MARGARET WARNER: And so use Tom Gerety's formulation. What does it actually cost you to educate a student, as opposed--

YOLANDA MOSES: Well, it costs us over--close to $5,000. But the--

MARGARET WARNER: But half of that is--

YOLANDA MOSES: Yes. The state pays for part of us. Student tuition pays for the other part of that.

MARGARET WARNER: All right. Tom Gerety, I want to come back to you and let you back in here. Do you agree with Ralph Reiland--whether you think it's fair or not--that streamlining is coming, that American education is going to have to streamline?

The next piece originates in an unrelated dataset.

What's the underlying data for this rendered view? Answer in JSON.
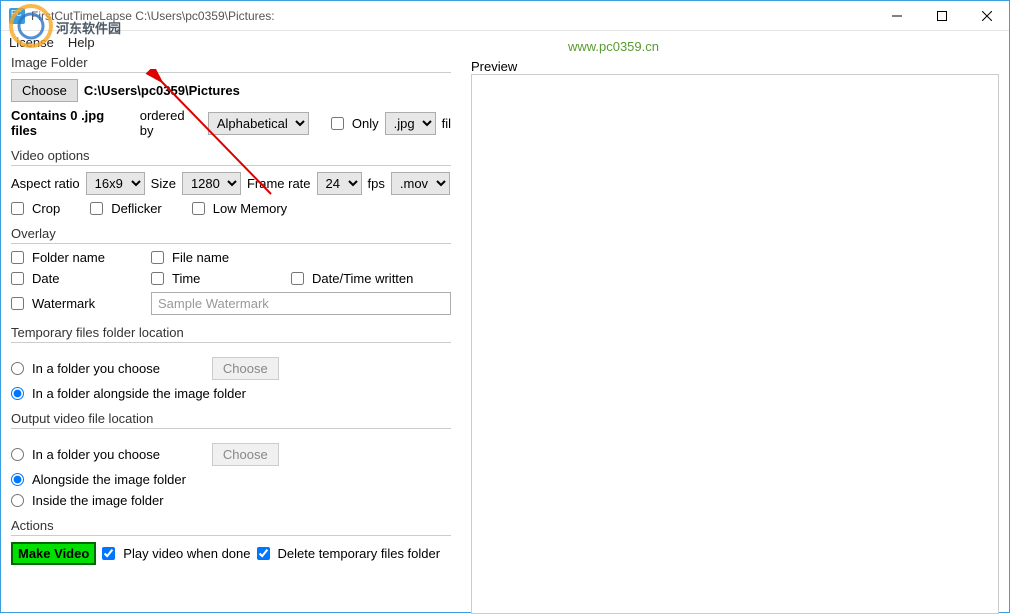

TOM GERETY: Absolutely. We are streamlining. We're in a period of real downsizing around the country in terms of other enterprises. Health is the greatest example, I think a better example than cars. I think all our activity will face tremendous pressures too, and Amherst, like so many others, is trying to streamline.

MARGARET WARNER: All right.

Rising TuitionTOM GERETY: But that doesn't mean, Margaret, that we're going to end up with a one-price-fits-all approach. And the reason I thought that was an unfair question, by the way, is that it's up to students and parents, like the Clintons and others, to choose what they think is the best value for them. Many of them don't want to go far from home. Many of them want to go public. Some of them would like to go to a place like Amherst or a place like Stanford. It's--I just don't think the argument in a free market should be based on some notion of snobbery and wastage. There's a lot of consumers and a lot of journalists out there who can challenge what we're doing. I put the challenge to you all this way: America faces a world in which education is at a premium. Of course, we need to do it reasonably and economically. If we have faith in the mixed enterprise of public and private effort and in the very various sorts of institutions, I think we'll be better off.

MARGARET WARNER: All right. Thanks, Mr. Gerety, and all the rest of you. We'll have to leave it there.